Studying biological structures with fine details does not only require a microscope with high resolution, but also a sample preparation process that preserves the structures in a near-native state. Live-cell imaging is restricted mostly to the field of light microscopy. For studies requiring much higher resolution, fast freezing techniques (vitrification) are successfully used to immobilize the sample in a near-native state for imaging with electron and X-ray cryo-microscopy. Fluorescence cryo-microscopy combines imaging of vitrified samples with the advantages of fluorescence labeling of biological structures. Technical considerations as well as the behavior of fluorophores at low temperatures have to be taken into account for developing or adapting super-resolution methods under cryo conditions to exploit the full potential of this technique.

Figure 1

Resolution scale. Colored bars represent the resolution achieved with the according microscopy techniques in biological samples.
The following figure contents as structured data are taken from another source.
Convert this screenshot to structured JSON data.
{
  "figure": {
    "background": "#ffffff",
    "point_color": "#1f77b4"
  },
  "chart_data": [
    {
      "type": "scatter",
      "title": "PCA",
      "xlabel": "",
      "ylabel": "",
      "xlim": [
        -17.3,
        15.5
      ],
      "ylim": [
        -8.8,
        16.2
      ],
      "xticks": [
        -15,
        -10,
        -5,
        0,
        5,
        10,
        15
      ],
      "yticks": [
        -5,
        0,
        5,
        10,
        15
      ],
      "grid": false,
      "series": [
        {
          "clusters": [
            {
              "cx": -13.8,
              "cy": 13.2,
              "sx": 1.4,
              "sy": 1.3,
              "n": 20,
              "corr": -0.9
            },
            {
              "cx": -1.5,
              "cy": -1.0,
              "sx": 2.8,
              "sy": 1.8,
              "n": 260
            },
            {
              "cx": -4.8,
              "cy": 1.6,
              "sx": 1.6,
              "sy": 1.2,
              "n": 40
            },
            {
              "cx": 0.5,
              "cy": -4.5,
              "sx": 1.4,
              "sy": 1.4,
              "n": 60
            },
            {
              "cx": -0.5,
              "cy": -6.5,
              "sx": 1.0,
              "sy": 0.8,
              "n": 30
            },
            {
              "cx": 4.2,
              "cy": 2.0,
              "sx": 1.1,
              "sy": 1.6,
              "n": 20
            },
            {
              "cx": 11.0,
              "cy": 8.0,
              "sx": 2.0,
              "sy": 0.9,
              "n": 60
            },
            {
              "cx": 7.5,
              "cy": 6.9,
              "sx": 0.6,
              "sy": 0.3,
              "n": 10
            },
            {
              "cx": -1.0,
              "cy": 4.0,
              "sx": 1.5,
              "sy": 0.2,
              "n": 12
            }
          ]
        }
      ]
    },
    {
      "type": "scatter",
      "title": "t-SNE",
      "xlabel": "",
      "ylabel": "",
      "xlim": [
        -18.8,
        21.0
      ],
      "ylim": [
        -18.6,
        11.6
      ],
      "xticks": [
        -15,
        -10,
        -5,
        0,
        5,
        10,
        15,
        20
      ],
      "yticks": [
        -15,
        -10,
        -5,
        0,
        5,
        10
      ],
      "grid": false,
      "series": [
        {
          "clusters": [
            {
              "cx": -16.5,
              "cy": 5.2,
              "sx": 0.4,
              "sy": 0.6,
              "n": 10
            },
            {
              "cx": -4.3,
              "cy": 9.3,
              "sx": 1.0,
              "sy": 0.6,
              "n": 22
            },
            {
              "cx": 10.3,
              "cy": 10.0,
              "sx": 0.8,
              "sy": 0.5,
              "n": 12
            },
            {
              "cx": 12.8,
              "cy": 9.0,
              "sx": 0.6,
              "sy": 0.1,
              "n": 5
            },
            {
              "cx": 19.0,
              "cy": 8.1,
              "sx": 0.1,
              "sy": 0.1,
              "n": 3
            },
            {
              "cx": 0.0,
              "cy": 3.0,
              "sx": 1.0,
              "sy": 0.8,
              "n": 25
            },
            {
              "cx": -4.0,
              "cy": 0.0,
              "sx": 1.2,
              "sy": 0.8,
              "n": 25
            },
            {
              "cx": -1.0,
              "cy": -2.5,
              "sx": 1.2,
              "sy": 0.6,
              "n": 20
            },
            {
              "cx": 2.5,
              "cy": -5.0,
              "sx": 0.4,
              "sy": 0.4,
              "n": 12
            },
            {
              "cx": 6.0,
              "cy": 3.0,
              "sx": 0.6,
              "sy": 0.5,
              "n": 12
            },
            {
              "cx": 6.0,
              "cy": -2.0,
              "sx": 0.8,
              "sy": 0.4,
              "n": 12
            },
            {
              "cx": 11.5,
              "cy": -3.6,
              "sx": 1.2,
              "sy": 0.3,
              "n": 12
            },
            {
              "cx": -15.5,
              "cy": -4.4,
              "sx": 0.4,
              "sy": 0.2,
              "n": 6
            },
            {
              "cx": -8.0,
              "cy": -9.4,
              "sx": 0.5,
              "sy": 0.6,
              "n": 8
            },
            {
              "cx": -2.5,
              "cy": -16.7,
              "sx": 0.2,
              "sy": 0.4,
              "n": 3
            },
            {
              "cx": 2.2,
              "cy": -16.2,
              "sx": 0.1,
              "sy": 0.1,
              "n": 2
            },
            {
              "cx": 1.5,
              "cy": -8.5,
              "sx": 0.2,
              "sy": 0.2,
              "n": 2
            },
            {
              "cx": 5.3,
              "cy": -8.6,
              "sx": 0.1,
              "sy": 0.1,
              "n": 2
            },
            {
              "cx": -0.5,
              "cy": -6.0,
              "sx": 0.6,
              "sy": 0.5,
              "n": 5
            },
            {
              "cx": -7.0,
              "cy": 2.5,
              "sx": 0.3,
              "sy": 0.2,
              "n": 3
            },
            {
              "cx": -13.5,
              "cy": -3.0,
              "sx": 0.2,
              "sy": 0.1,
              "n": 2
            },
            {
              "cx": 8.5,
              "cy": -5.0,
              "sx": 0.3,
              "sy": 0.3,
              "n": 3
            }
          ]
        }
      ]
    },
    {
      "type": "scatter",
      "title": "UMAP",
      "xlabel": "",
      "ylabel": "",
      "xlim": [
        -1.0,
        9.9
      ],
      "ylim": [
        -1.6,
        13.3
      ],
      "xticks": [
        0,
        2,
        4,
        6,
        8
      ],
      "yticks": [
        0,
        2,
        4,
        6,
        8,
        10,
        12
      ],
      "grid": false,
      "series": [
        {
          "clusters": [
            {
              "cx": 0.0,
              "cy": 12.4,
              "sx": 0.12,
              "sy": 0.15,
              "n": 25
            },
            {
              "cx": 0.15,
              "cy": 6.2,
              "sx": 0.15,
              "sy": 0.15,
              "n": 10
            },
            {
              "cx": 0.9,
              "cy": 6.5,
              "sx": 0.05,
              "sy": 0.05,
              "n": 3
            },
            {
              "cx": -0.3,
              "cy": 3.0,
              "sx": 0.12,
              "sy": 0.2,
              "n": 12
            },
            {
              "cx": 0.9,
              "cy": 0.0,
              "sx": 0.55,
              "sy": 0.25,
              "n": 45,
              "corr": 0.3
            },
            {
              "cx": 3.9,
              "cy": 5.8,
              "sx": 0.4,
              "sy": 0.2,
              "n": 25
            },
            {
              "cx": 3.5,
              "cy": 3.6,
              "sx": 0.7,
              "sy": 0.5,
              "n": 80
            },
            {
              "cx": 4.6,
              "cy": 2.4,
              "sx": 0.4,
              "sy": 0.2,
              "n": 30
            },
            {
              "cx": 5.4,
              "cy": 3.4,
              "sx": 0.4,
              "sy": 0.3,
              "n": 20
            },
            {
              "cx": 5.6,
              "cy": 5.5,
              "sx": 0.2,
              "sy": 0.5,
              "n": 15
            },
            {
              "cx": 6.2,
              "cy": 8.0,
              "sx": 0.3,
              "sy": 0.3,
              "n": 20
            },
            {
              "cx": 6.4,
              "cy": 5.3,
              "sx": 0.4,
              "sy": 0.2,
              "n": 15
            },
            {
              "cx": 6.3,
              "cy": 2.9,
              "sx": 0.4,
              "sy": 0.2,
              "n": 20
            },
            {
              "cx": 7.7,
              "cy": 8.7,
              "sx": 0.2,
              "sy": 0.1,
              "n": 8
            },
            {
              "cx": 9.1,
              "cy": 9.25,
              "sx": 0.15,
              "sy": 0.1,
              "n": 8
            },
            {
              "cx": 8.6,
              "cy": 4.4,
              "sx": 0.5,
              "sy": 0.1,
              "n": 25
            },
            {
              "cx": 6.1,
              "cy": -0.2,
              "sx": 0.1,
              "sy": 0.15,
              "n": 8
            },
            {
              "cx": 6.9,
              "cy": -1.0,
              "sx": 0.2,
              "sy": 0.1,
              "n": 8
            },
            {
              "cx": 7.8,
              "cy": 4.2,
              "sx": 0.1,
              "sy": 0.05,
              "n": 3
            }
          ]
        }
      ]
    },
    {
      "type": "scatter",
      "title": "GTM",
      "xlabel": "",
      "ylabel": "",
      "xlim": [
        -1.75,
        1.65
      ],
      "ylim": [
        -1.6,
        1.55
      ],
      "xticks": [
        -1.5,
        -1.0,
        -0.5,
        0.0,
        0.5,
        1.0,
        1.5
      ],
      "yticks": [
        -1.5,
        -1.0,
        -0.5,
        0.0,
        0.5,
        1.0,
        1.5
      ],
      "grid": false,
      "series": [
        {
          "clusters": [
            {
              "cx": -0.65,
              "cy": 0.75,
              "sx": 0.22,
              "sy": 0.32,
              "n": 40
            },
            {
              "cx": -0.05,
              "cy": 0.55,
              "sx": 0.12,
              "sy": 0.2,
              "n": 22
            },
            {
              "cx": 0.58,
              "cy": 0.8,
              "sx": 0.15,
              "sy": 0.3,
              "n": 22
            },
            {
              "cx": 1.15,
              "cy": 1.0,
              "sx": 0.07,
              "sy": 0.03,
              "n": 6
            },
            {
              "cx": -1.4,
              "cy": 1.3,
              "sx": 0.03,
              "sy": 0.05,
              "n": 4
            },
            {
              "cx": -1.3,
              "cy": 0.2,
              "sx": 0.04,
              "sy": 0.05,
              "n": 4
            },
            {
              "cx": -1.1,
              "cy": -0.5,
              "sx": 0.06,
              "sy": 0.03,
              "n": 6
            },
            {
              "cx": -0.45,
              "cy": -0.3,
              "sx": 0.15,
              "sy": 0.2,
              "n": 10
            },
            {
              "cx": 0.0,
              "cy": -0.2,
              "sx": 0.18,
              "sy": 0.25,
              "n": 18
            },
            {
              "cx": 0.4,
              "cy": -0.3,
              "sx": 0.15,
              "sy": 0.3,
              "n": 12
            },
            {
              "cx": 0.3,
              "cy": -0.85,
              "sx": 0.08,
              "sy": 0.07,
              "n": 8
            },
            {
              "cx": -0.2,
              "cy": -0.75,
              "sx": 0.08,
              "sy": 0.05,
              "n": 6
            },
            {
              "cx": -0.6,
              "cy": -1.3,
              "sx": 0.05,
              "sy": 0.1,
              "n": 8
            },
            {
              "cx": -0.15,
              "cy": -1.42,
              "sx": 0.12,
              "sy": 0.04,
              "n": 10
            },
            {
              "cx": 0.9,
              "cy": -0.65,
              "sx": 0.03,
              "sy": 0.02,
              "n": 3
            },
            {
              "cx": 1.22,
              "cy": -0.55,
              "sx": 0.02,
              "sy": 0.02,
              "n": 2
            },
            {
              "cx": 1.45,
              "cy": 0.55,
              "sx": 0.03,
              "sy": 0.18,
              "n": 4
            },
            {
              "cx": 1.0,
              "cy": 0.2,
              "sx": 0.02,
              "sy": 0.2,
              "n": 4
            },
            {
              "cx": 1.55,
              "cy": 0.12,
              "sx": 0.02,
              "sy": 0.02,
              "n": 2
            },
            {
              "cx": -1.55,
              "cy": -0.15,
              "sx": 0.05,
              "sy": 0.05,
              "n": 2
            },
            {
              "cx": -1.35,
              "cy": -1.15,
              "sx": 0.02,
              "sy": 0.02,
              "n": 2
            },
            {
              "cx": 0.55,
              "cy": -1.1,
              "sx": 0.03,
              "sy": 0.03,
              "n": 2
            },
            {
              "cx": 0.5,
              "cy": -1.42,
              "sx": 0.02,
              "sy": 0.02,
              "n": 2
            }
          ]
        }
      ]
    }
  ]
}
Opaque color corresponds to a range routinely accessible, best values that have been achieved but are not routine are indicated by increased transparency. Super-resolution fluorescence microscopy already reaches a similar range as X-ray microscopy for chemically fixed samples, but remains very challenging for live-cell imaging. CryoFM, which also provides the possibility of imaging biological structures in a near-native state, is currently limited in resolution even more than conventional fluorescence microscopy. The development of cryo immersion objectives and the adaptation of super-resolution methods for cryo conditions will lead to a dramatic increase of the resolution in cryoFM (indicated by dashed lines).

Figure 2

Schematic overview of different stand-alone cryo stage and cryostat designs for cryoFM. (a) Cryo stage design for an inverted microscope setup. Cooling is achieved by pumping liquid nitrogen (LN2) through the cryo stage. Imaging is performed through a long working distance air objective which is separated from the cryo environment by a glass window and kept at ambient temperature (for details see [45]). (b) Cryo stage for an upright microscope configuration [10] with an autonomous LN2 cooling mechanism. The objective is dipping into the cold nitrogen atmosphere inside the cryo stage. An air objective with a long working distance is required to avoid heat transfer to the sample. Additional cooling of the objective allows reducing the working distance and thus an objective with a larger NA can be used to increase resolution [36]. Full integration of the objective into the cryo stage and immersion imaging under cryo conditions have been shown with a design of overall similar principle [9]. (c) Vacuum insulated cryostat. Temperature stability and range (also liquid helium (LHE) cooling possible) is increased compared to cryo stages as shown in (a) and (b), but the implementation of a sample transfer mechanism is very complicated. Higher NA air objectives can be used if placed inside the cryostat, but the NA is limited to <1.0 due to the incompatibility of cryo immersion with vacuum [37,38^••].